Le nombre de jeunes hors des radars institutionnels est par définition difficile à évaluer. Selon une étude de la Dares de 2020, un tiers des Neet (acronyme anglais de "ni en études, ni en emploi, ni en formation") ne seraient pas en contact avec le service public de l'emploi ou un autre organisme d'insertion.
"En Ile-de-France, chaque année, il y a près de 10.000 décrocheurs scolaires injoignables. Il existe pourtant une cinquantaine de dispositifs d'insertion, mais il y a des jeunes qui ne sont nulle part", explique à l'AFP Matthieu Piton, chef de la mission ville à la préfecture de région.
Pour les repérer et les accompagner, la préfecture finance 200 postes de "référent de parcours" dans 200 quartiers de politique de la ville, "chevilles ouvrières" de son plan régional d'insertion jeunesse (PRIJ).
Educateurs spécialisés, médiateurs sociaux, conseillers de missions locales... leurs profils sont variés mais ils font du "hors les murs, en allant dans les lieux où sont les jeunes, le soir, le week-end..."
En s'appuyant sur les listes de décrocheurs - transmises par des groupes réunissant Education nationale, ville, mission locale, etc. - et leur réseau de proximité, ces référents ont repéré, remobilisé et accompagné 12.300 jeunes, dont 5.000 ont trouvé une sortie positive en formation ou en emploi.

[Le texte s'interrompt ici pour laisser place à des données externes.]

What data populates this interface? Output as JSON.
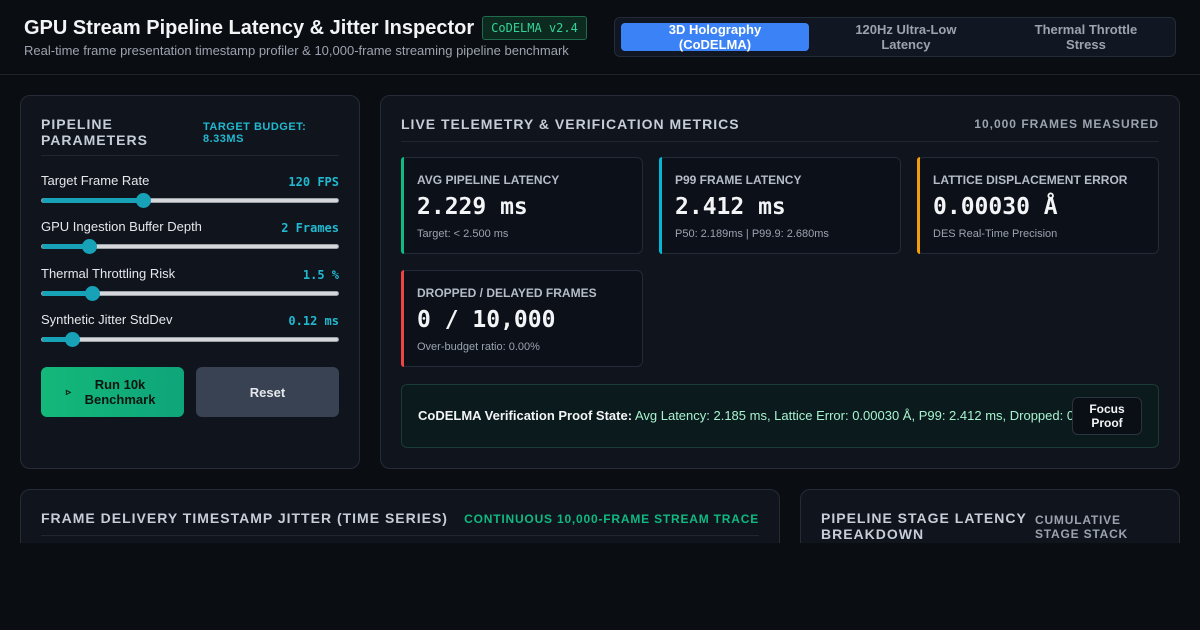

"Leur atout principal, c'est la capacité à entrer en contact avec les jeunes", résume M. Piton.
Référente à Vigneux-sur-Seine (Essonne), Muriel Buffet travaille pour une association de quartier qui s'occupe plutôt des familles, mais "les mamans lui permettent d'entrer en contact avec ces jeunes".
"Je me promène beaucoup dans le quartier, j'ai mon réseau et ensuite le bouche-à-oreille fonctionne", témoigne Mme Buffet qui accompagne en permanence une vingtaine de décrocheurs vers l'insertion, notamment via l'apprentissage.
"Il faut d'abord montrer patte blanche, dire que vous n'êtes ni de l'Education nationale, ni de la police, ni de la justice, ces jeunes vous testent énormément", souligne-t-elle.
'le lien', valeur clé
Ces "sourceurs" doivent avant tout "maîtriser les codes des quartiers", confirme Imane Kajiou, formatrice pour un programme d'inclusion baptisé "La Conquête des possibles", lancé par le groupe de formation IGS début 2021.
Ce programme vise à ramener sur trois ans 850 jeunes Franciliens vers l'insertion, principalement par des contrats de professionnalisation avec des entreprises partenaires, après un "sas de remobilisation" intensif de 23 jours sur le campus du groupe pour les aider à reprendre confiance et définir un projet professionnel.
Pour trouver 40 à 60 jeunes par mois, elle a recruté six "ambassadeurs" sur l'Ile-de-France dans son réseau d'éducateurs et de travailleurs sociaux.
"Dans les quartiers, les jeunes ne font confiance qu'à des gens avec qui ils ont un lien. Le bien est dans le lien", martèle-t-elle.
"Au début du programme, j'ai fait l'expérience d'une campagne de communication sur les réseaux sociaux, ça ne marche pas. J'ai eu 250 inscrits mais un seul est venu. Alors que sur 50 jeunes inscrits par un ambassadeur, 46 viennent", témoigne-t-elle.
Educateur sportif à Grigny (Essonne), Aziz Ndiaye, ambassadeur, repère ces jeunes via "les activités de proximité" et notamment le club de foot où il officie.
"Quand je les connais à 10-15 ans, ça crée du lien. Ils reviennent me voir plus grands quand ils sont un peu perdus, ils me considèrent comme un coach pas seulement sportif", raconte-t-il.
Pour éviter que ces décrocheurs rattrapés ne... redécrochent, "on reste en lien avec eux tout le temps, par les réseaux sociaux. S'ils sont absents un jour du programme, les ambassadeurs doivent aller voir ce qui se passe", explique Mme Kajiou.
Ensuite, "le jeune communique avec beaucoup de jeunes. S'il est content de son expérience chez nous, il devient lui-même ambassadeur de sa réussite", souligne-t-elle.